Ele justificou o retorno de Marcelo ao time, apesar das boas atuações de Filipe Luís nas duas últimas partidas. “Conversei com eles. Marcelo saiu por problema clínico, não voltou por problema físico. Filipe Luis jogou muito nos dois jogos.. pedi que continuem competindo, que o problema de escalar será meu. Por critério, volta Marcelo.” Curiosamente, na lateral-direita, o “critério” foi outro: Fagner entrou no time após lesão de Danilo e, com atuações convincentes, foi mantido como titular.

Tite justificou a manutenção de Gabriel Jesus, que ainda não marcou gol na competição, mas voltou a elogiar o reserva Roberto Firmino. “O jogo vai se desenhando e a versatilidade do Gabriel Jesus nos permitiu que ajustássemos a equipe. Todos que entram têm sido decisivos. Uma inconfidência: depois do jogo contra a Sérvia, dei um abraço no Firmino e falei que ele merecia entrar, mas o técnico tem que ler o que o jogo pede. E ele me disse, em outras palavras: professor, eu estou feliz para… caramba”, contou o treinador, que mais uma vez fez piadas e divertiu os jornalistas.

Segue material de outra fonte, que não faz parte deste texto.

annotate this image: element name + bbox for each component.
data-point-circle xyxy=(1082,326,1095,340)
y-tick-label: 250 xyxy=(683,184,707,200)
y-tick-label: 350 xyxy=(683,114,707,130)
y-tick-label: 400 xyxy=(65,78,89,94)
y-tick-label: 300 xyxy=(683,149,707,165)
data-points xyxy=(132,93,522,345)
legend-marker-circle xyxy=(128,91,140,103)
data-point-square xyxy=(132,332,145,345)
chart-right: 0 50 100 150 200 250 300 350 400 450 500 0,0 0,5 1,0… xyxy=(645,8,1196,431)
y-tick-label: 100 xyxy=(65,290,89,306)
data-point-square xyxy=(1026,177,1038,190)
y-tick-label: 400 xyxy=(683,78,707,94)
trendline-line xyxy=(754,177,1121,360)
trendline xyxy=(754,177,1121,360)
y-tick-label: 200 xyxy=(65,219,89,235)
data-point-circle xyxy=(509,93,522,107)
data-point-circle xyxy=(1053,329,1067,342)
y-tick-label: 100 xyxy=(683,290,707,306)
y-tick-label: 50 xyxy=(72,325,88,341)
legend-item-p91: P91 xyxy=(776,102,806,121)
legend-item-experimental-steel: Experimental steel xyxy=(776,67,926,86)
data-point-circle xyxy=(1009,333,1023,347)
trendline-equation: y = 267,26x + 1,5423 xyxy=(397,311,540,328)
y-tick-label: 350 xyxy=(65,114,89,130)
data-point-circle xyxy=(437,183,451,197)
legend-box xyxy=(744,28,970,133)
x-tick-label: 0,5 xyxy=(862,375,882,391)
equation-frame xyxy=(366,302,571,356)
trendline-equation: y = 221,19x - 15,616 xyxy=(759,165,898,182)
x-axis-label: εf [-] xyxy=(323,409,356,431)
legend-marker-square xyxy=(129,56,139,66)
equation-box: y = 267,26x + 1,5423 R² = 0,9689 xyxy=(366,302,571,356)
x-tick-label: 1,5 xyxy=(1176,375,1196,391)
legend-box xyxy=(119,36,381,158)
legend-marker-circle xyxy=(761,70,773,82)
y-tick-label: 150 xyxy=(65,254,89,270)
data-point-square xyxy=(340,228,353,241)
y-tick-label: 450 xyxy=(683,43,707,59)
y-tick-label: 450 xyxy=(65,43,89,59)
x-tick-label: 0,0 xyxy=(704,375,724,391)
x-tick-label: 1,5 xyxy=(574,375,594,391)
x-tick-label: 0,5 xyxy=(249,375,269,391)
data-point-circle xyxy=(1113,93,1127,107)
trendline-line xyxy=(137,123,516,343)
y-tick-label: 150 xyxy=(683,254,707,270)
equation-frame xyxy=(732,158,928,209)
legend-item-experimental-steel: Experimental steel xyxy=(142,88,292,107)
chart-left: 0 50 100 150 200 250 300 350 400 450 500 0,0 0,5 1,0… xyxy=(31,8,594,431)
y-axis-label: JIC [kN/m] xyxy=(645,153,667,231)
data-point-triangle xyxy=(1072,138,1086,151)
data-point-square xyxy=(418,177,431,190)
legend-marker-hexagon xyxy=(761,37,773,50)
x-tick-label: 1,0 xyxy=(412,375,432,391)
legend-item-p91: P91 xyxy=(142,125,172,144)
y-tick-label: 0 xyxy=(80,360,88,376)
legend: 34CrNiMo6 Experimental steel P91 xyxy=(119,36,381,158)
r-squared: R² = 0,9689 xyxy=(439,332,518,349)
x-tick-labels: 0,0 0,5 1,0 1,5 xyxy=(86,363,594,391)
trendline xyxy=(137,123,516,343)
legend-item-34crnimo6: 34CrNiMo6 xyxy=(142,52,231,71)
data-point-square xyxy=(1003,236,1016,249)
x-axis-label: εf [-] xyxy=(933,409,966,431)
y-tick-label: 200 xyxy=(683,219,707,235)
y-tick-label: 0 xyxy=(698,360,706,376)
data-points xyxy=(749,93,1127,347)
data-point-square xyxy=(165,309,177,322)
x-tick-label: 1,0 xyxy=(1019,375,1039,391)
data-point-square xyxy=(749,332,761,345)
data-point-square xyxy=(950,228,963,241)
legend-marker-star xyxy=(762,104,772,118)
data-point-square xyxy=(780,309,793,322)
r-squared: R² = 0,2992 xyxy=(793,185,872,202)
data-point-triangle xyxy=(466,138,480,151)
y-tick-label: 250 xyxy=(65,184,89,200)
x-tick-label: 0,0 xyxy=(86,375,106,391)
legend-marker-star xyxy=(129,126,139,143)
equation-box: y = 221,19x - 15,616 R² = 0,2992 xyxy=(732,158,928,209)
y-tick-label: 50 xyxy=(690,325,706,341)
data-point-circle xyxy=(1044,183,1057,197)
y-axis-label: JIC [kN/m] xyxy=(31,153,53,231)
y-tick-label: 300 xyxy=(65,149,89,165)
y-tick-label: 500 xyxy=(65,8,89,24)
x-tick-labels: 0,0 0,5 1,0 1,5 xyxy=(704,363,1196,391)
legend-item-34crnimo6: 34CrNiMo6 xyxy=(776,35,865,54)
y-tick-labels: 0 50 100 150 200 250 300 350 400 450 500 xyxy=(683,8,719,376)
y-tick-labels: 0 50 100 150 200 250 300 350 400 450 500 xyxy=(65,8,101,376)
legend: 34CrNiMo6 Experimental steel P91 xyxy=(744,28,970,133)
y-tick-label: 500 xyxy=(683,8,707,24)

O treinador ressaltou a qualidade da Bélgica, que tem destaques individuais como Kevin de Bruyne, Eden Hazard e Romelu Lukaku, e projetou um espetáculo em Kazan. “O poder criativo da Bélgica é muito forte, são dois times que primam pelo futebol bonito. Eles têm um grande técnico, uma grande campanha… Vai ser um grande jogo.”

E apesar de dizer que o time treinou penalidades máximas, o técnico contou que gostaria de evitar ao máximo essa possibilidade. “Batida de pênalti é o ‘cão’. Para mim, um jogo de futebol não poderia terminar em penalidades. Eu não vejo ali um atributo que te credencie… É um peso muito grande. Mas se treina porque existe uma técnica associada ao controle emocional”, disse, relembrando a derrota mais dolorosa de sua carreira como jogador, pelo Guarani, na disputa de pênaltis que decidiu o Brasileirão de 1986.